For Bullock, Gwen's struggles are easy, almost too easy for someone going through a painful program of self-awareness. Gwen is sick and she gets better -- these 12 steps are sure ones. Bullock, who seems ready and able to get down and dirty with this character, is never really allowed to. While she is committed to ditching her good-girl image, the filmmakers -- director Betty Thomas and screenwriter Susannah Grant (who penned the hit Erin Brockovich) -- are clearly willing to go only so far. There is a lot of tweaking here, at the hokeyness of therapy in particular, and more than one lesson that has to be learned. It is all well-meaning in a tepid sort of way and not at all daring for a good girl like Bullock who so desperately wants to be bad.

Call it The Hand That Rocks the Cradle, India-style. Madhur Jaffrey stars as the title character in the Merchant-Ivory film Cotton Mary, set in 1950s post-colonial India.

As the film begins, Mary is praying and scolding her niece for her vanity and devotion to things other than God. But the divide between what she says and what she thinks is revealed when she meets an Englishwoman named Lily (Greta Scacchi) at the hospital at which Mary works.

Lily has given birth to her daughter prematurely and is unable to nurse. Mary boasts that she is half-English herself and vows to watch over the baby she deems "God's child." Mary keeps her word by secretly taking the baby to her invalid sister who is a wet nurse at an alms house. She becomes indispensable to Lily and is soon invited into Lily's home to watch over the baby. Mary's pride takes over her devotion to God and madness sneaks into thoughts as she begins to take over the Englishwoman's home. She snipes at Lily's loyal valet, pours poison into employers' ears about him, and plants well-veiled threats at the couple's older daughter. All the while, Lily is too overwhelmed by her sick baby and her roving and unsupportive husband to recognize what is going on. Soon enough, however, Mary will make plain how delusional she's become.

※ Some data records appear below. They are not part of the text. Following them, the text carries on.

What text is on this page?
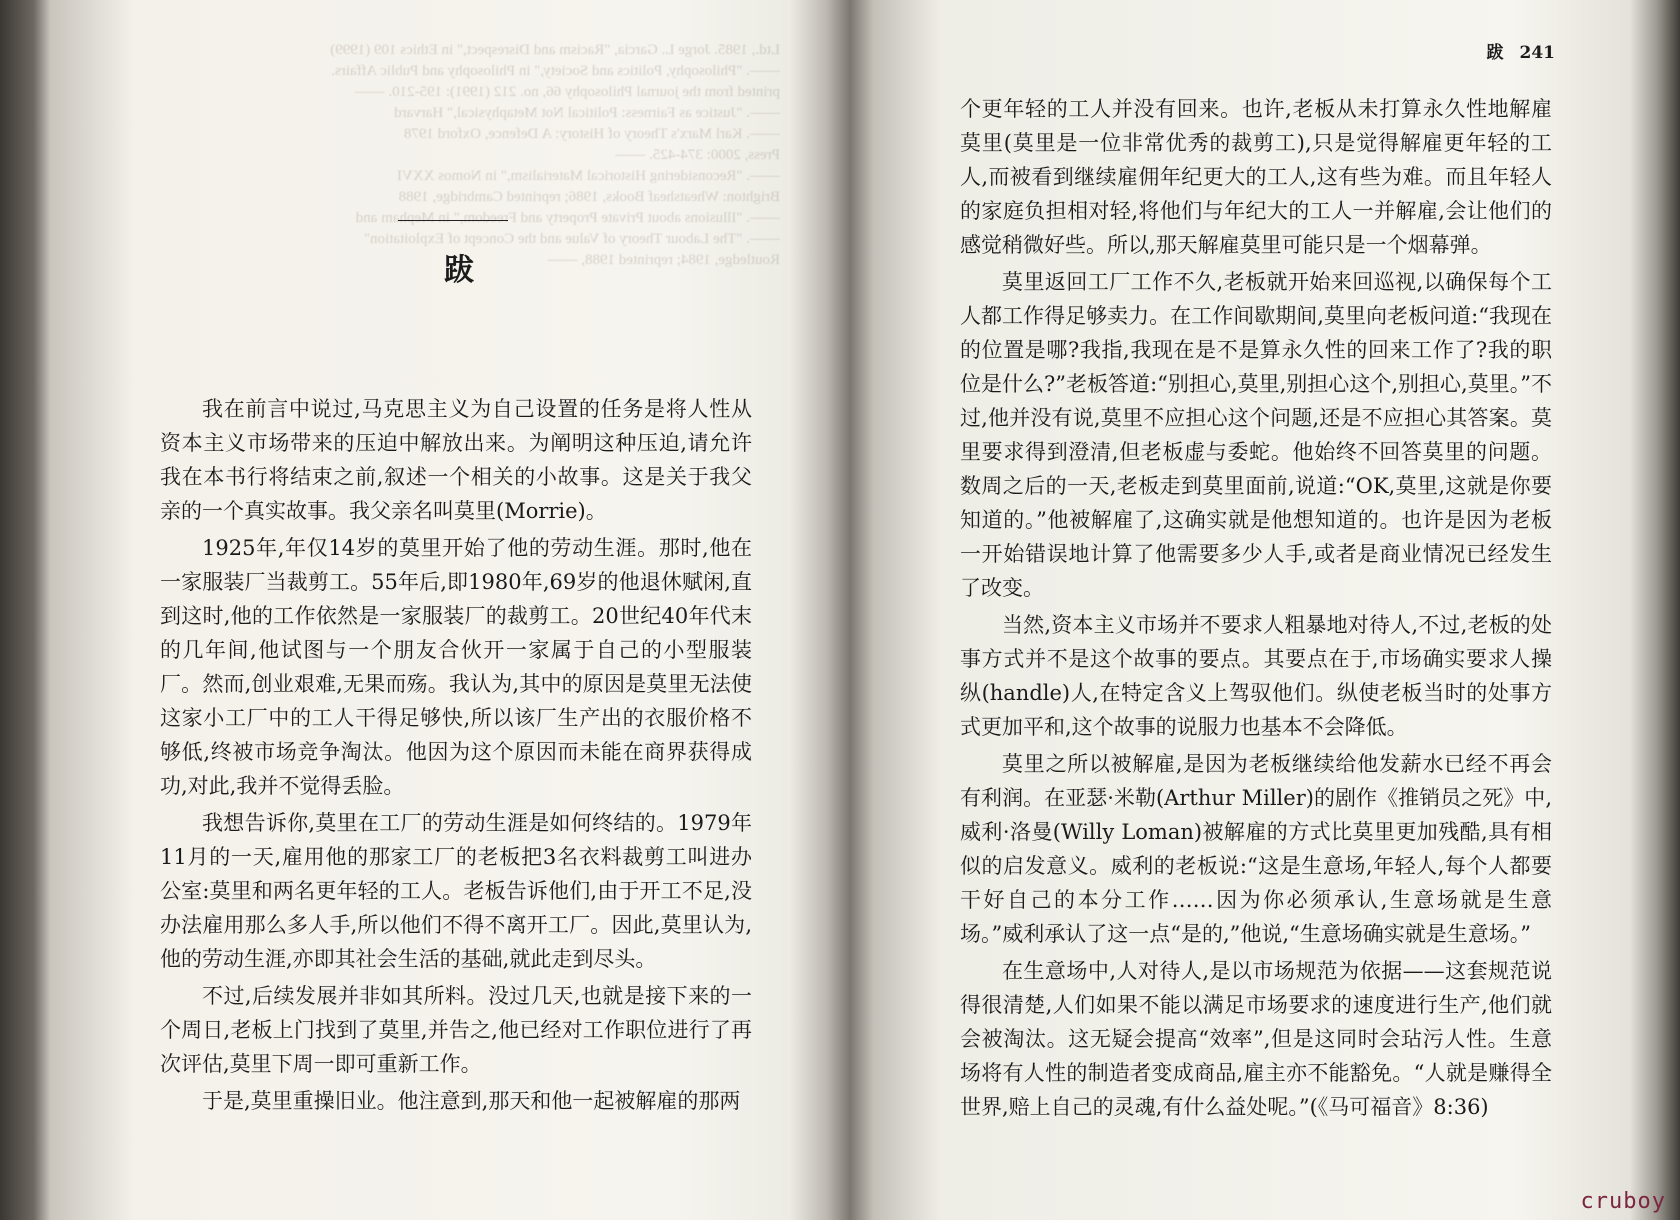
Ltd., 1985. Jorge L. Garcia, "Racism and Disrespect," in Ethics 109 (1999)
——. "Philosophy, Politics and Society," in Philosophy and Public Affairs.
printed from the journal Philosophy 66, no. 212 (1991): 195-210. ——
——. "Justice as Fairness: Political Not Metaphysical," Harvard
——. Karl Marx's Theory of History: A Defence, Oxford 1978
Press, 2000: 374-425. ——
——. "Reconsidering Historical Materialism," in Nomos XXVI
Brighton: Wheatsheaf Books, 1986; reprinted Cambridge, 1988
——. "Illusions about Private Property and Freedom," in Mepham and
——. "The Labour Theory of Value and the Concept of Exploitation"
Routledge, 1984; reprinted 1988, ——
跋

我在前言中说过,马克思主义为自己设置的任务是将人性从资本主义市场带来的压迫中解放出来。为阐明这种压迫,请允许我在本书行将结束之前,叙述一个相关的小故事。这是关于我父亲的一个真实故事。我父亲名叫莫里(Morrie)。

1925年,年仅14岁的莫里开始了他的劳动生涯。那时,他在一家服装厂当裁剪工。55年后,即1980年,69岁的他退休赋闲,直到这时,他的工作依然是一家服装厂的裁剪工。20世纪40年代末的几年间,他试图与一个朋友合伙开一家属于自己的小型服装厂。然而,创业艰难,无果而殇。我认为,其中的原因是莫里无法使这家小工厂中的工人干得足够快,所以该厂生产出的衣服价格不够低,终被市场竞争淘汰。他因为这个原因而未能在商界获得成功,对此,我并不觉得丢脸。

我想告诉你,莫里在工厂的劳动生涯是如何终结的。1979年11月的一天,雇用他的那家工厂的老板把3名衣料裁剪工叫进办公室:莫里和两名更年轻的工人。老板告诉他们,由于开工不足,没办法雇用那么多人手,所以他们不得不离开工厂。因此,莫里认为,他的劳动生涯,亦即其社会生活的基础,就此走到尽头。

不过,后续发展并非如其所料。没过几天,也就是接下来的一个周日,老板上门找到了莫里,并告之,他已经对工作职位进行了再次评估,莫里下周一即可重新工作。

于是,莫里重操旧业。他注意到,那天和他一起被解雇的那两

跋 241

个更年轻的工人并没有回来。也许,老板从未打算永久性地解雇莫里(莫里是一位非常优秀的裁剪工),只是觉得解雇更年轻的工人,而被看到继续雇佣年纪更大的工人,这有些为难。而且年轻人的家庭负担相对轻,将他们与年纪大的工人一并解雇,会让他们的感觉稍微好些。所以,那天解雇莫里可能只是一个烟幕弹。

莫里返回工厂工作不久,老板就开始来回巡视,以确保每个工人都工作得足够卖力。在工作间歇期间,莫里向老板问道:“我现在的位置是哪?我指,我现在是不是算永久性的回来工作了?我的职位是什么?”老板答道:“别担心,莫里,别担心这个,别担心,莫里。”不过,他并没有说,莫里不应担心这个问题,还是不应担心其答案。莫里要求得到澄清,但老板虚与委蛇。他始终不回答莫里的问题。数周之后的一天,老板走到莫里面前,说道:“OK,莫里,这就是你要知道的。”他被解雇了,这确实就是他想知道的。也许是因为老板一开始错误地计算了他需要多少人手,或者是商业情况已经发生了改变。

当然,资本主义市场并不要求人粗暴地对待人,不过,老板的处事方式并不是这个故事的要点。其要点在于,市场确实要求人操纵(handle)人,在特定含义上驾驭他们。纵使老板当时的处事方式更加平和,这个故事的说服力也基本不会降低。

莫里之所以被解雇,是因为老板继续给他发薪水已经不再会有利润。在亚瑟·米勒(Arthur Miller)的剧作《推销员之死》中,威利·洛曼(Willy Loman)被解雇的方式比莫里更加残酷,具有相似的启发意义。威利的老板说:“这是生意场,年轻人,每个人都要干好自己的本分工作……因为你必须承认,生意场就是生意场。”威利承认了这一点“是的,”他说,“生意场确实就是生意场。”

在生意场中,人对待人,是以市场规范为依据——这套规范说得很清楚,人们如果不能以满足市场要求的速度进行生产,他们就会被淘汰。这无疑会提高“效率”,但是这同时会玷污人性。生意场将有人性的制造者变成商品,雇主亦不能豁免。“人就是赚得全世界,赔上自己的灵魂,有什么益处呢。”(《马可福音》8:36)

cruboy
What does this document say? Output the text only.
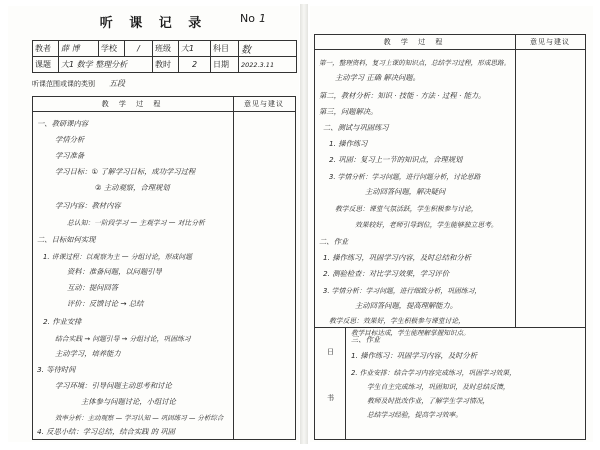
听 课 记 录	No 1
教者	薛 博	学校	/	班级	大1	科目	数
课题	大1 数学 整理分析			教时	2	日期	2022.3.11
听课范围或课的类别 五段
教 学 过 程	意见与建议
一、教研课内容
学情分析
学习准备
学习目标：① 了解学习目标，成功学习过程
② 主动观察，合理规划
学习内容：教材内容
总认知：一阶段学习 — 主观学习 — 对比分析
二、目标如何实现
1. 讲课过程：以观察为主 — 分组讨论，形成问题
资料：准备问题，以问题引导
互动：提问回答
评价：反馈讨论 → 总结
2. 作业安排
结合实践 → 问题引导 → 分组讨论，巩固练习
主动学习，培养能力
3. 等待时间
学习环境：引导问题主动思考和讨论
主体参与问题讨论，小组讨论
效率分析：主动观察 — 学习认知 — 巩固练习 — 分析综合
4. 反思小结：学习总结，结合实践 的 巩固
教 学 过 程	意见与建议
第一，整理资料，复习上课的知识点，总结学习过程，形成思路。
主动学习 正确 解决问题。
第二，教材分析：知识 · 技能 · 方法 · 过程 · 能力。
第三，问题解决。
二、测试与巩固练习
1. 操作练习
2. 巩固：复习上一节的知识点，合理规划
3. 学情分析：学习问题，进行问题分析，讨论思路
主动回答问题，解决疑问
教学反思：课堂气氛活跃，学生积极参与讨论，
效果较好，老师引导到位，学生能够独立思考。
二、作业
1. 操作练习，巩固学习内容，及时总结和分析
2. 测验检查：对比学习效果，学习评价
3. 学情分析：学习问题，进行细致分析，巩固练习，
主动回答问题，提高理解能力。
教学反思：效果好，学生积极参与课堂讨论，
教学目标达成，学生能理解掌握知识点。
日
书
三、作业
1. 操作练习：巩固学习内容，及时分析
2. 作业安排：结合学习内容完成练习，巩固学习效果，
学生自主完成练习，巩固知识，及时总结反馈，
教师及时批改作业，了解学生学习情况，
总结学习经验，提高学习效率。
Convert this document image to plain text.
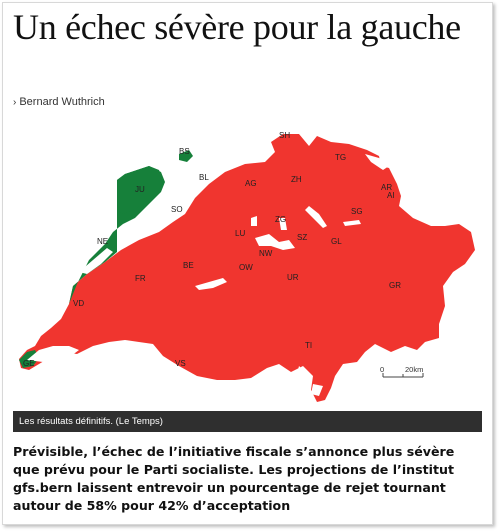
Un échec sévère pour la gauche
› Bernard Wuthrich
SH
BS
TG
BL
AG	ZH
AR
AI
JU
SG
SO
ZG
LU	SZ	GL
NE
NW
OW
BE
FR	UR
GR
VD
GE
TI
VS
0	20km
Les résultats définitifs. (Le Temps)

Prévisible, l’échec de l’initiative fiscale s’annonce plus sévère que prévu pour le Parti socialiste. Les projections de l’institut gfs.bern laissent entrevoir un pourcentage de rejet tournant autour de 58% pour 42% d’acceptation
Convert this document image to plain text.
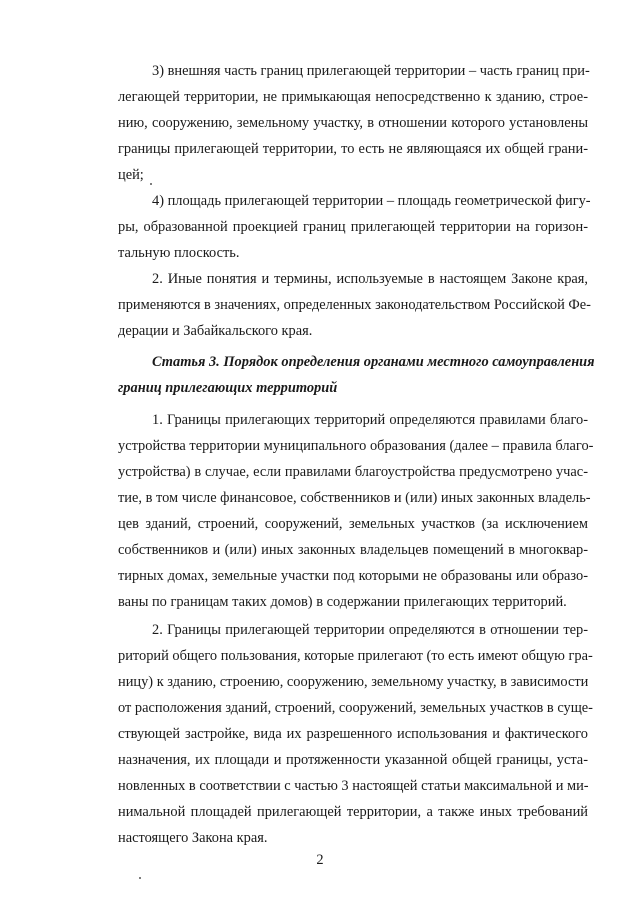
3) внешняя часть границ прилегающей территории – часть границ при-
легающей территории, не примыкающая непосредственно к зданию, строе-
нию, сооружению, земельному участку, в отношении которого установлены
границы прилегающей территории, то есть не являющаяся их общей грани-
цей;
4) площадь прилегающей территории – площадь геометрической фигу-
ры, образованной проекцией границ прилегающей территории на горизон-
тальную плоскость.
2. Иные понятия и термины, используемые в настоящем Законе края,
применяются в значениях, определенных законодательством Российской Фе-
дерации и Забайкальского края.
Статья 3. Порядок определения органами местного самоуправления
границ прилегающих территорий
1. Границы прилегающих территорий определяются правилами благо-
устройства территории муниципального образования (далее – правила благо-
устройства) в случае, если правилами благоустройства предусмотрено учас-
тие, в том числе финансовое, собственников и (или) иных законных владель-
цев зданий, строений, сооружений, земельных участков (за исключением
собственников и (или) иных законных владельцев помещений в многоквар-
тирных домах, земельные участки под которыми не образованы или образо-
ваны по границам таких домов) в содержании прилегающих территорий.
2. Границы прилегающей территории определяются в отношении тер-
риторий общего пользования, которые прилегают (то есть имеют общую гра-
ницу) к зданию, строению, сооружению, земельному участку, в зависимости
от расположения зданий, строений, сооружений, земельных участков в суще-
ствующей застройке, вида их разрешенного использования и фактического
назначения, их площади и протяженности указанной общей границы, уста-
новленных в соответствии с частью 3 настоящей статьи максимальной и ми-
нимальной площадей прилегающей территории, а также иных требований
настоящего Закона края.
2
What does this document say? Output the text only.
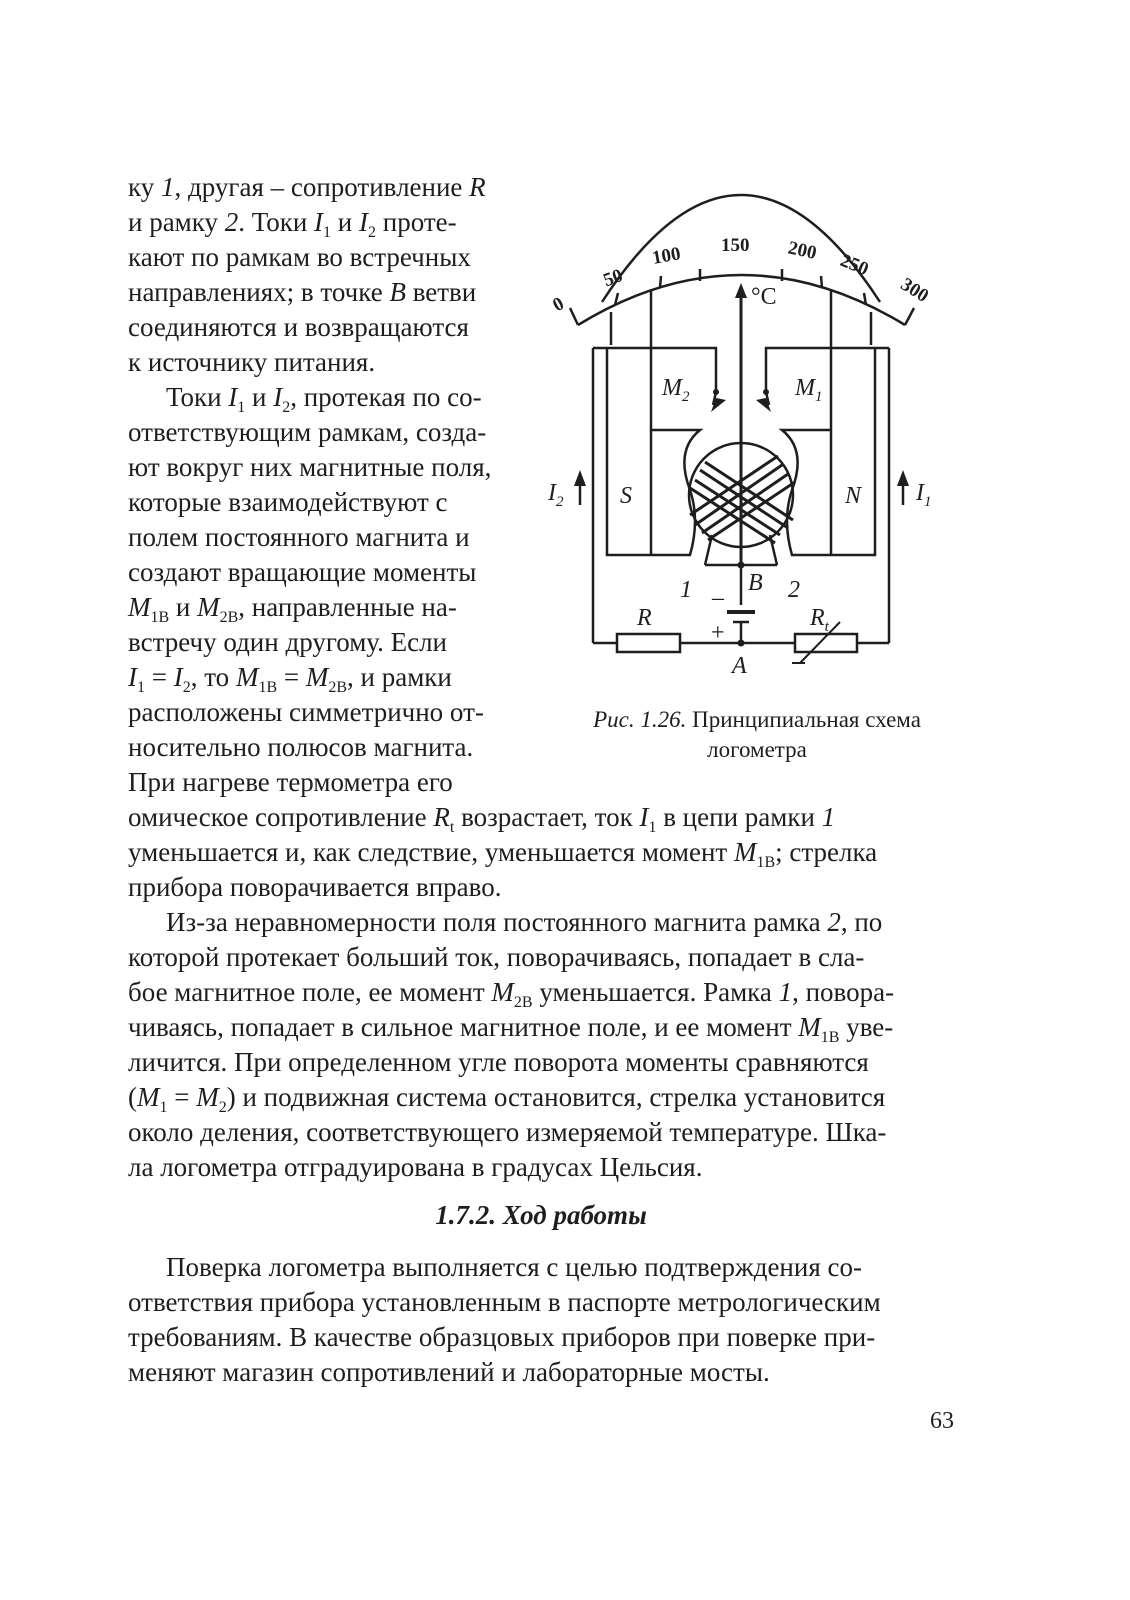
ку 1, другая – сопротивление R
и рамку 2. Токи $I_1$ и $I_2$ проте-
кают по рамкам во встречных
направлениях; в точке B ветви
соединяются и возвращаются
к источнику питания.
Токи $I_1$ и $I_2$, протекая по со-
ответствующим рамкам, созда-
ют вокруг них магнитные поля,
которые взаимодействуют с
полем постоянного магнита и
создают вращающие моменты
$M_{1В}$ и $M_{2В}$, направленные на-
встречу один другому. Если
$I_1 = I_2$, то $M_{1В} = M_{2В}$, и рамки
расположены симметрично от-
носительно полюсов магнита.
При нагреве термометра его
омическое сопротивление $R_t$ возрастает, ток $I_1$ в цепи рамки 1
уменьшается и, как следствие, уменьшается момент $M_{1В}$; стрелка
прибора поворачивается вправо.
Из-за неравномерности поля постоянного магнита рамка 2, по
которой протекает больший ток, поворачиваясь, попадает в сла-
бое магнитное поле, ее момент $M_{2В}$ уменьшается. Рамка 1, повора-
чиваясь, попадает в сильное магнитное поле, и ее момент $M_{1В}$ уве-
личится. При определенном угле поворота моменты сравняются
$(M_1 = M_2)$ и подвижная система остановится, стрелка установится
около деления, соответствующего измеряемой температуре. Шка-
ла логометра отградуирована в градусах Цельсия.
1.7.2. Ход работы
Поверка логометра выполняется с целью подтверждения со-
ответствия прибора установленным в паспорте метрологическим
требованиям. В качестве образцовых приборов при поверке при-
меняют магазин сопротивлений и лабораторные мосты.
63
0
50
100 150 200 250
300
°C
$M_2$	$M_1$
S	N
$I_2$	$I_1$
1	2
B
–
+
R	$R_t$
A
Рис. 1.26. Принципиальная схема
логометра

Nuzzled within the trademark Merchant-Ivory scenes of lush cinematography, Mary's crisis serves as a hysterical example of a country's people feeling around to find an identity. Is it back to their roots, or should they stick to those gentile lessons that were brought over when the English arrived? The filmmakers don't press an answer really in this rather small-scale and unassuming film; they just show those struggling to figure it out themselves.